The National Library of Medicine's MEDLINE® database contains 11 million indexed citations for biomedical journal articles. This paper documents our effort to use the historical author, affiliation relationships from this large dataset to find potential correct affiliations for MARS articles based on the author and the affiliation in the OCR output. Preliminary tests using a table of about 400,000 author/affiliation pairs extracted from the corrected data from MARS indicated that about 44% of the author/affiliation pairs were repeats and that about 47% of newly converted author names would be found in this set. A text-matching algorithm was developed to determine the likelihood that an affiliation found in the table corresponding to the OCR text of the first author was the current, correct affiliation. This matching algorithm compares an affiliation found in the author/affiliation table (found with the OCR text of the first author) to the OCR output affiliation, and calculates a score indicating the similarity of the affiliation found in the table to the OCR affiliation. Using a ground truth set of 519 OCR author/OCR affiliation/correct affiliation triples, the matching algorithm is able to select a correct affiliation for the author 43% of the time with a false positive rate of 6%, a true negative rate of 44% and a false negative rate of 7%.

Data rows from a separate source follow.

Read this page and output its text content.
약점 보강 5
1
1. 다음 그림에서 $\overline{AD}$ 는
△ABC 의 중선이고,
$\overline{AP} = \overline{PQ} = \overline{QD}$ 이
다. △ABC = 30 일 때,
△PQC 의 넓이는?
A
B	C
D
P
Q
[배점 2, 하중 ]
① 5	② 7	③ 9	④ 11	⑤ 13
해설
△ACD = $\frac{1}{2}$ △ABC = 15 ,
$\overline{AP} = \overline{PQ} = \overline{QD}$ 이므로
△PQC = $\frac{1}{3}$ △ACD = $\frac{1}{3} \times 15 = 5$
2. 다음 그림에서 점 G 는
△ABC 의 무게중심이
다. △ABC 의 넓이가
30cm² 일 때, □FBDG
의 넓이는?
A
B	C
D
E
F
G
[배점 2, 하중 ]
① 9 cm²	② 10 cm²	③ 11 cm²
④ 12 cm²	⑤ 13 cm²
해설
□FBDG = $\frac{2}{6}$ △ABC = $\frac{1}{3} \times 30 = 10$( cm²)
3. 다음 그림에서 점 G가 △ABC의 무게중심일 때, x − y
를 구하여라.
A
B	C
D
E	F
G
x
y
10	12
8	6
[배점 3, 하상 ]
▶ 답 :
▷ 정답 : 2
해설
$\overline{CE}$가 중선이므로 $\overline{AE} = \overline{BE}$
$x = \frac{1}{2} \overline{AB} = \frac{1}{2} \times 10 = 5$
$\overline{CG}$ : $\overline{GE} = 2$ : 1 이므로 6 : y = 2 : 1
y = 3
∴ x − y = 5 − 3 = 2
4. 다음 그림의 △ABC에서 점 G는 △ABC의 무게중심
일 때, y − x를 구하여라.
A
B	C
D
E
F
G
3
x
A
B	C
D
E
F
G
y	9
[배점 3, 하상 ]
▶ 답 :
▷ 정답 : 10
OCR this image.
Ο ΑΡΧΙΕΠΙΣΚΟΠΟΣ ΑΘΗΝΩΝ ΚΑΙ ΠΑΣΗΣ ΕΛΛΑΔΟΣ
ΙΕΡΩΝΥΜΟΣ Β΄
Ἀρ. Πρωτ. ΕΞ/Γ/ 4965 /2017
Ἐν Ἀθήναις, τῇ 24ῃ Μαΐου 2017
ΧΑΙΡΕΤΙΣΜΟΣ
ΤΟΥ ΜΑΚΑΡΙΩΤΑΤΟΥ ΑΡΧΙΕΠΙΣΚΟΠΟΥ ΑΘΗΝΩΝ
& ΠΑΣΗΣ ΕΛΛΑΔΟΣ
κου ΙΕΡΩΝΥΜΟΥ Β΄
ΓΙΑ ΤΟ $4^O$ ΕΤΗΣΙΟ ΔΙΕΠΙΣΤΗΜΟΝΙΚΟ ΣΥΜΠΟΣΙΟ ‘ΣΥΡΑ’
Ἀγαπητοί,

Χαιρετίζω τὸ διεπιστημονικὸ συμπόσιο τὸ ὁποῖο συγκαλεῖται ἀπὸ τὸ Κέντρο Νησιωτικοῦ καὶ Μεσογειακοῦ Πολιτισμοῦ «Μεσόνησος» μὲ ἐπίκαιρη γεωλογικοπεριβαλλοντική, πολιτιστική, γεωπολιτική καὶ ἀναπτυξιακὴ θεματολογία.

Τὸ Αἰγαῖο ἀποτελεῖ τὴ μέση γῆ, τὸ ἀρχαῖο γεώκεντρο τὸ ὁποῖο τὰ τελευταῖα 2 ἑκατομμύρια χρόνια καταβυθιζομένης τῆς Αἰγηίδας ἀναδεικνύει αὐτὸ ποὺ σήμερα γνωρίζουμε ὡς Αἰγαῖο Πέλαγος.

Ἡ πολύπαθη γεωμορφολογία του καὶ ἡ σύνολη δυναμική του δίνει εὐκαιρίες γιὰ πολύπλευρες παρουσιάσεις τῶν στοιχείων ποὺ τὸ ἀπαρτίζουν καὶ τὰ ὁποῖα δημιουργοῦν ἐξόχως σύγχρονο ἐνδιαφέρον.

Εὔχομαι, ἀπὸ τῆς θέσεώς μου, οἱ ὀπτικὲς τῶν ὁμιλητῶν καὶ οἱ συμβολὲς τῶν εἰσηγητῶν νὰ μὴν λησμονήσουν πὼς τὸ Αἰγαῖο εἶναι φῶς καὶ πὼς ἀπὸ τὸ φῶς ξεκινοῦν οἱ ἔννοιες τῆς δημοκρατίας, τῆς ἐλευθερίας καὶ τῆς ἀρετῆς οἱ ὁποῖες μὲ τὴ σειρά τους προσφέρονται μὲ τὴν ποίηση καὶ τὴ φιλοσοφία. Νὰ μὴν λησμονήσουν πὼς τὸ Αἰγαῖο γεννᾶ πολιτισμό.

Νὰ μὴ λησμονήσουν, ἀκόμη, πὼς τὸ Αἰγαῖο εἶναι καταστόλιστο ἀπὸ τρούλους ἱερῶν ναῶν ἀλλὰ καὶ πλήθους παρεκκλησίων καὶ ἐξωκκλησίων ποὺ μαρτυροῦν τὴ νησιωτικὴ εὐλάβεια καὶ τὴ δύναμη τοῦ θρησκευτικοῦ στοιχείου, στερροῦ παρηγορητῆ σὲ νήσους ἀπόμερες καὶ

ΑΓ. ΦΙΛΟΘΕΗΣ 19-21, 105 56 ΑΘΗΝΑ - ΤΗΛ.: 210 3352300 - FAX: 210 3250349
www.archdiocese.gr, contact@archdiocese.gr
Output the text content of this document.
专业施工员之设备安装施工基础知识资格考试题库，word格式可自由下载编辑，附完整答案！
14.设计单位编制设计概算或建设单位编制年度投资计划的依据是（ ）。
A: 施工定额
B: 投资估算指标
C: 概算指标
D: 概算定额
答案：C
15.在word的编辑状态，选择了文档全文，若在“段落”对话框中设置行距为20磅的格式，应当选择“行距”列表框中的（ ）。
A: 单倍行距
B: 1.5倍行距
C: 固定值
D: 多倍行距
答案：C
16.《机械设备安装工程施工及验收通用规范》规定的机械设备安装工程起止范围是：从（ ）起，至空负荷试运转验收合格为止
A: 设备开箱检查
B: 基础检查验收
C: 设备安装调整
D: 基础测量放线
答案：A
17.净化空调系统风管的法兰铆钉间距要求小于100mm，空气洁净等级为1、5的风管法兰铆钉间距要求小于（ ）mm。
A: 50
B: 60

MEDLINE citations with United States affiliations typically include the zip code. In addition to using author names as clues to correct affiliations, we are investigating the value of the OCR text of zip codes as clues to correct USA affiliations. Current work includes generation of an author/affiliation/zipcode table from the entire MEDLINE database and development of a daemon module to implement affiliation selection and matching for the MARS system using both author names and zip codes. Preliminary results from the initial version of the daemon module and the partially filled author/affiliation/zipcode table are encouraging.